Nous disons dans la Hagada de Pessah que même si nous sommes tous des érudits, nous avons une obligation de raconter le récit de la sortie d’Égypte. Dans le Talmud, les sages rajoutent : même si nous sommes seuls à fêter ce soir-là, nous avons le devoir de nous raconter à nous-mêmes le récit.
Nous pouvons nous demander, à juste titre, quelle est l’utilité d’une telle chose. Ce que nous connaissons ne va pas produire plus d’effet sur nous, si nous nous le contons !
La réalité est différente, le commandement qui nous est donné, ce soir-là, est d’intégrer ce qui s’est passé, lors de la sortie d’Égypte, pas seulement de savoir.

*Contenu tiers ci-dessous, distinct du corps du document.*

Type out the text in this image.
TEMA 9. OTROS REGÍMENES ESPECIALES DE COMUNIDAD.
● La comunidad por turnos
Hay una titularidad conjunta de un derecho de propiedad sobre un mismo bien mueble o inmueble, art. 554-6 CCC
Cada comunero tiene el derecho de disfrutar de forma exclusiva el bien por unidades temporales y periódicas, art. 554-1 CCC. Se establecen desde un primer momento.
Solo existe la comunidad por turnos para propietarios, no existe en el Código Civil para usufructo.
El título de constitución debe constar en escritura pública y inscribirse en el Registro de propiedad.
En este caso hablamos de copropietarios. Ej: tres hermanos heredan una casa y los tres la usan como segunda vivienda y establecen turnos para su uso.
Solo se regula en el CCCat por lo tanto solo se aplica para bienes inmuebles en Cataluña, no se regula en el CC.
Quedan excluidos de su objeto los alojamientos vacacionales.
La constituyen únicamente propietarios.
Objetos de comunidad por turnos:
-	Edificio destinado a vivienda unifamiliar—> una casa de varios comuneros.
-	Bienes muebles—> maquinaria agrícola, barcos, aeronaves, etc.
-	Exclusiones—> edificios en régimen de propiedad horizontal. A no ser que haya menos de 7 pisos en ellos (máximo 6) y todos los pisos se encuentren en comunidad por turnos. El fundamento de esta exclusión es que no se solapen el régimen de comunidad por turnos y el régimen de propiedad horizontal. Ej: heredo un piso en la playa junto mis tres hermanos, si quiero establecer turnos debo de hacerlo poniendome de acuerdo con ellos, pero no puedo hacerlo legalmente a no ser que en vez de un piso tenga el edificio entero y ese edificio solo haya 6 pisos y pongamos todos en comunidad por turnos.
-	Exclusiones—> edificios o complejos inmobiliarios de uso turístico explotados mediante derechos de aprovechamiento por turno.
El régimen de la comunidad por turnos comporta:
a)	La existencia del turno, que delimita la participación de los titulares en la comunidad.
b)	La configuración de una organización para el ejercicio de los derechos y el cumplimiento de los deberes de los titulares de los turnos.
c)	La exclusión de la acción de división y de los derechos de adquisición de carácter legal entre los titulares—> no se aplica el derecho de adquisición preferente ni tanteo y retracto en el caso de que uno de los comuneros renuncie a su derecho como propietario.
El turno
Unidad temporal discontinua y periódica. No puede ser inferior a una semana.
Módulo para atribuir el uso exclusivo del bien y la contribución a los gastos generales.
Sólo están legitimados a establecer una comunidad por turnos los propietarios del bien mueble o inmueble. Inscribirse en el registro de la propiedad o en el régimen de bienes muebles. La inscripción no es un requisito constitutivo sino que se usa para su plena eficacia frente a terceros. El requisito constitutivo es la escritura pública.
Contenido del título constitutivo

Or, l’intégration d’une idée se fait au niveau du LEV, c’est-à-dire du cœur. Même si l’esprit est intelligent, en d’autres termes, qu’il est capable de comprendre des notions compliquées, le cœur quant à lui est comparé à un ignorant, il ne connaît pas les notions.
Le concernant, il est plus juste de dire qu’il ne les vit pas. Éduquer son cœur est quelque chose de très compliqué. Nous pouvons appréhender ce qui s’est passé lors de la sortie d’Égypte, mais l’intégrer, le ressentir, au point d’exprimer dans nos actions la vérité de la toute-puissance de Dieu, et de manifester une reconnaissance sans limites, peut s’avérer beaucoup plus difficile.
En psychanalyse, le cœur est assimilé à l’inconscient, et l’esprit au conscient. L’inconscient, c’est-à-dire le LEV, est, ce qui fait agir l’Homme.
Si nous voulons changer quelque chose en nous, c’est au niveau de notre cœur que cette métamorphose doit s’opérer.
Le Rav Eliahou Dessler[i] nous donne la solution pour modifier son LEV dans le quatrième tome du Mi’htav Méliahou. Il dit je cite: le moyen de se transformer, c’est de se construire des images vivantes sur les sujets qui concernent la sainteté. Il faut se sentir vivre cette richesse spirituelle. Le Rav Sim’ha zissel Zal[ii] disait même, que si nos patriarches ont atteint un niveau si élevé, c’est parce qu’ils utilisaient la force extraordinaire qu’est la visualisation.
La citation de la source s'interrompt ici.